Hi, my name is Sue and I am a foster mum. Sounds a bit like admitting to an addiction, doesn't it? Well, in a way it is: I started back in 2005 and I just can't give it up now! I have two of my own fur babies (both from CP, of course) so I have to keep my temporary kitties confined in some way. I do this with pens, the use of which has changed over the years.
My very first foster cat was Stanley, and he had attitude! We had a pen in the lounge, and he was in there seeing and hearing the world go by. He was semi feral so we needed to gain his trust in humans and we did. He got to the point where we opened the cage in the evening and he would hop out and onto my lap. A few short months after he arrived, he went off to his new home and boy did I sob!
After a few cats like this, I was asked to take on a dumped litter of four tiny kittens. So, as they were not well, the pen was set up in our spare room, and I took charge of the most saddest looking mites you ever did see. Slowly they blossomed and, as they got better, they had free run of that room, but could always be popped back in their cage when necessary. Although one sadly did not make it, the other three grew into strong healthy fur balls who all soon found new homes. I still get Christmas cards from two of them. 
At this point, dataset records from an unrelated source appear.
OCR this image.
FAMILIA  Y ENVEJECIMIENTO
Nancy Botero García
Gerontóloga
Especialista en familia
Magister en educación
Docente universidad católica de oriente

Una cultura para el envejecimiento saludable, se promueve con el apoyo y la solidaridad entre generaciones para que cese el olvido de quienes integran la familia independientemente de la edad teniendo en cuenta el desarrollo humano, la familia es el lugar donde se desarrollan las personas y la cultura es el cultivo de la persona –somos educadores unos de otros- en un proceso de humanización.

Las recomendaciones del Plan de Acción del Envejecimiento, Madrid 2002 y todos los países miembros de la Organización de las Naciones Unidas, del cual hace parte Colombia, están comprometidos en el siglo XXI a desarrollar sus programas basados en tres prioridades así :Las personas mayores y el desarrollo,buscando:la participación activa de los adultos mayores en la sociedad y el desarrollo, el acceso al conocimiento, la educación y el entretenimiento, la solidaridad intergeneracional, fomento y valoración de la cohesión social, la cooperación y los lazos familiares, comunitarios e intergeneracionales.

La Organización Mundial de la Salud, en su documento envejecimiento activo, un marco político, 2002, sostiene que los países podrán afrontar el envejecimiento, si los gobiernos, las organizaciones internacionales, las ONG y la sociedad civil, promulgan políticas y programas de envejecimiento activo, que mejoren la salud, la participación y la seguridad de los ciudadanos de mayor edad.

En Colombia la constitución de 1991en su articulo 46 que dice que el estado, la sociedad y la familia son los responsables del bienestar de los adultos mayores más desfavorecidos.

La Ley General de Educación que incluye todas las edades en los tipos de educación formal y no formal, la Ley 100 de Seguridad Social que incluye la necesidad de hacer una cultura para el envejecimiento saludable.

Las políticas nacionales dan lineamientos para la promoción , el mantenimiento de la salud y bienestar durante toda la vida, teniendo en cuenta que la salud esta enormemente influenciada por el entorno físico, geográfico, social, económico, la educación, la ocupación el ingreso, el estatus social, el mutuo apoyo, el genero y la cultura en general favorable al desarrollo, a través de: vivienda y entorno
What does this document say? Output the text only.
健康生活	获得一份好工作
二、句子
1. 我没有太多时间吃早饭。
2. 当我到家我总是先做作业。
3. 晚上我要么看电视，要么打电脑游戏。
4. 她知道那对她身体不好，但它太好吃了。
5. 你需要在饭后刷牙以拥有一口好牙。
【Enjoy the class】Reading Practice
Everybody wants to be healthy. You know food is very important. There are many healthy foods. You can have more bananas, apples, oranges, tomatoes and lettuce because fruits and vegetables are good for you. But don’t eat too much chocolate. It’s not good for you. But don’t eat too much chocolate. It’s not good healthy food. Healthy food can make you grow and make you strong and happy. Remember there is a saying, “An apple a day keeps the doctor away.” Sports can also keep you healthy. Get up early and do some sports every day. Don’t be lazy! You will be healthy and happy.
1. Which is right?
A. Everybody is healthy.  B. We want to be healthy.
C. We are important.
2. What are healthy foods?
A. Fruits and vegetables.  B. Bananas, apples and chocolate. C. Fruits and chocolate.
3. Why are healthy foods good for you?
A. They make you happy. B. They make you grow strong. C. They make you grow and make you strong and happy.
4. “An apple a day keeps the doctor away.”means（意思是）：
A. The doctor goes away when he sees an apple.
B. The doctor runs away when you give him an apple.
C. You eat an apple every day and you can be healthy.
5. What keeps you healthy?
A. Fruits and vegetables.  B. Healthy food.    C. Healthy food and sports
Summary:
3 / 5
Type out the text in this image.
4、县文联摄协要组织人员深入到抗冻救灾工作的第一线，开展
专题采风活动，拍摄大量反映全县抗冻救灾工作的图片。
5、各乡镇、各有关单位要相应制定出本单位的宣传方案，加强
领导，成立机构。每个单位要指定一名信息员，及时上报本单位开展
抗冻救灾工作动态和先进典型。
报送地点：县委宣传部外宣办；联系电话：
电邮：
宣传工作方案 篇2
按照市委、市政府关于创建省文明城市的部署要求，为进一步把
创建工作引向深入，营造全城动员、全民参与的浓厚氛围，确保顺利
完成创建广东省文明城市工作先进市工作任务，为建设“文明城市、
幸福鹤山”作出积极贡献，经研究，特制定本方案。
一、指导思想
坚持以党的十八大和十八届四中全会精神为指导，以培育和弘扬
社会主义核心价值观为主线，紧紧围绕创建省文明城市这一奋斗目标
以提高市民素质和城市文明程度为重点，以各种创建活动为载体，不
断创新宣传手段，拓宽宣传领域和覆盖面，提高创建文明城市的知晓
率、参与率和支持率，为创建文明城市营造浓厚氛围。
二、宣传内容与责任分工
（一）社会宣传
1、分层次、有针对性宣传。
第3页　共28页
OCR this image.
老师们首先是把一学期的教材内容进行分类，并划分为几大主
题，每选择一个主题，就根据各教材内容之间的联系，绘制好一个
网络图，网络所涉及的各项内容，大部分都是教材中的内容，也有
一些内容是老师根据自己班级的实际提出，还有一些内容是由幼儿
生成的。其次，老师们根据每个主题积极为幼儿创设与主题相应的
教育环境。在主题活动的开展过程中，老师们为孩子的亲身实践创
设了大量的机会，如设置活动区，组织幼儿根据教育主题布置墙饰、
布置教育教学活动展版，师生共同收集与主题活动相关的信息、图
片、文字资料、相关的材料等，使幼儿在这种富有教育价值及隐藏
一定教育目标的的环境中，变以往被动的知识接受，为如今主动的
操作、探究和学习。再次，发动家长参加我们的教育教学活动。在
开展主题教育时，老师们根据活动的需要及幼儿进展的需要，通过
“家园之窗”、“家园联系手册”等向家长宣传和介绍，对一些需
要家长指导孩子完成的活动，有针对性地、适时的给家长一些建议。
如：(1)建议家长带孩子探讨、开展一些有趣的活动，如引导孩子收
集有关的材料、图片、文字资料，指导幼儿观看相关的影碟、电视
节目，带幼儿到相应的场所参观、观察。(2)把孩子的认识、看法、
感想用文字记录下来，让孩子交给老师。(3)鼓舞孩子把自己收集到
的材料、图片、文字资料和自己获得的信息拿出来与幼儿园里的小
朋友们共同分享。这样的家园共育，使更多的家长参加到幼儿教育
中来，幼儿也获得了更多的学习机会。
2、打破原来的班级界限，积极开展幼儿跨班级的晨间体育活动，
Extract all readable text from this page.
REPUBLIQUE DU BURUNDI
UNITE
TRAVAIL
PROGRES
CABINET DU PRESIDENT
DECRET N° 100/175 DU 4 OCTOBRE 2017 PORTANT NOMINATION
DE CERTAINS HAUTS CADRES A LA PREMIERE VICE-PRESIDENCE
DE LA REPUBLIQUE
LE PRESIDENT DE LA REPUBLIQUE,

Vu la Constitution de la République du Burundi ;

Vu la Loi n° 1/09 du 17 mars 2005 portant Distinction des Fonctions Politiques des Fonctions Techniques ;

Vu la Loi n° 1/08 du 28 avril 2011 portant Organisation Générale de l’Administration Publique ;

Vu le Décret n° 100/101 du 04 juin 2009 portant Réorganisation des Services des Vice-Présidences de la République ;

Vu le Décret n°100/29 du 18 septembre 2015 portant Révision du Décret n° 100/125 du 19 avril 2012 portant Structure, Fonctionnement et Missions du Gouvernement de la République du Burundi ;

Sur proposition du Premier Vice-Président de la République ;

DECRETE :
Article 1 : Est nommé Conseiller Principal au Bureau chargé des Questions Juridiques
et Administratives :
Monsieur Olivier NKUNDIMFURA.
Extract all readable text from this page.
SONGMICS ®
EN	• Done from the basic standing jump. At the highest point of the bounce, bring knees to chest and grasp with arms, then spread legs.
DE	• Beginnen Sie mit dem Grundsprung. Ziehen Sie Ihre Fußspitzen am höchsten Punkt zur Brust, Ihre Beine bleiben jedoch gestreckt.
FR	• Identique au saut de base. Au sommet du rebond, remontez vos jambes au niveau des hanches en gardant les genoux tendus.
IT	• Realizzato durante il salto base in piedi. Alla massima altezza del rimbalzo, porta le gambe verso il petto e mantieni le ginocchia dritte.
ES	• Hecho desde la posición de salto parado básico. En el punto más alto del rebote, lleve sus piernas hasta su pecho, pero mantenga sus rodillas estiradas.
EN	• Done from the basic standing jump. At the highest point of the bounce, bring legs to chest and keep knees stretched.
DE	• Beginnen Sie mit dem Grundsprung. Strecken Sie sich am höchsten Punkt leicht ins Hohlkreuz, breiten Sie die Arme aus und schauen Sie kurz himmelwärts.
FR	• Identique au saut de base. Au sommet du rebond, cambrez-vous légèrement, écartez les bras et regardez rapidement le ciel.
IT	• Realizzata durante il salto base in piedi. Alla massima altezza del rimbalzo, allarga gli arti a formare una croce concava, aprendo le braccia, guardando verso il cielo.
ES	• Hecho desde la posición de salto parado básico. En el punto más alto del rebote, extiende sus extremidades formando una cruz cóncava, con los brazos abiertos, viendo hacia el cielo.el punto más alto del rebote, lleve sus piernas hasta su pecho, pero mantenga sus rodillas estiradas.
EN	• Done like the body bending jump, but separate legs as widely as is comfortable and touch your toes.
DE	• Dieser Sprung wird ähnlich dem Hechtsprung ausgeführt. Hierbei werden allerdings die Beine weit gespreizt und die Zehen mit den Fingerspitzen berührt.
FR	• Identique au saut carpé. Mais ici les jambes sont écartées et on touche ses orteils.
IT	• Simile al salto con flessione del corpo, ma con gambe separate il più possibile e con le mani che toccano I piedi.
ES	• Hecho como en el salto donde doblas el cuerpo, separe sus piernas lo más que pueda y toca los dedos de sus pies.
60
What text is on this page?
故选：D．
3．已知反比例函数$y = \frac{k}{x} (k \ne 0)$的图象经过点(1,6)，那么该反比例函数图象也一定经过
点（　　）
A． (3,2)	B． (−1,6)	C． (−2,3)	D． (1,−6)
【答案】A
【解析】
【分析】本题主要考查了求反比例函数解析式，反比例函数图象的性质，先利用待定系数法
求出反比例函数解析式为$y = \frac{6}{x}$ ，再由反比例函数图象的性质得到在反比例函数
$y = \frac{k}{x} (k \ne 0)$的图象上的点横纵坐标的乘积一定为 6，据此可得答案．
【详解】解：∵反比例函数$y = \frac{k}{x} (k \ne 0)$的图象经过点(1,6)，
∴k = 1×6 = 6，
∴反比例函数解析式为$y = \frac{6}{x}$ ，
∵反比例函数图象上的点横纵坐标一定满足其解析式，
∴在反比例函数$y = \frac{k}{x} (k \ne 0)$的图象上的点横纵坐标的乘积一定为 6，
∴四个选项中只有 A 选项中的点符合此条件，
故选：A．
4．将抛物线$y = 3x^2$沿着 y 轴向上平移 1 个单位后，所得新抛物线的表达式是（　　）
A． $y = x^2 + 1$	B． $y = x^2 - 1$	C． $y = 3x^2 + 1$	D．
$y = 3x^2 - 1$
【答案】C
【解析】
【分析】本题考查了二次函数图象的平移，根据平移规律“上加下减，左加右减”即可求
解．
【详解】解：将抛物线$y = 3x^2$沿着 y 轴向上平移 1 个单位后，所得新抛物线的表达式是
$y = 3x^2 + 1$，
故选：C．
Lots of cats and kittens have passed through my hands this way: Harry was a true character cat who now luckily lives across the road to me; Sophie posh beyond words but for some odd reason never claimed when she was found as a stray; Dave a big bruiser with a heart of gold, Dino the escape artist who managed to barge his way out of his pen when I had only pulled one bolt, downstairs and out a locked cat flap happily he returned after a day or so!
As well as so many families of mums and kittens. Pens are ideal then as you can let mum out for a rest whilst trying to encourage the kittens to try solid food. Now I have a magnificent double pen! So I can foster twice the amount. If they are not related, they can be let out for a run round separately. At the moment, I have four sisters who were found outside. Another foster mum tamed them up and I am trying to make them not so dependant on one another by changing the pairings between the two pens, but they can all play together except at the moment when they are let out they all run under the cage!!
My friends (who come round much more often these days, just to see the cats, not me) often ask me how can you give them up? Well, I won't say it is the easiest thing to do, but you meet the adoptive parents and you do have the last say. 99.99% are brilliant after all, to get to me, they have to fill a form in, get past the homing officer AND have a home visit! So you have to have that final cuddle, pop them in their basket and wave them off to their new home. Many of them still keep in touch with photos coming by email, or in Christmas cards. And now you are ready for more needy cats or kittens off the streets and welcomed into the safety of CP!!
Go on try it - you know you want to!!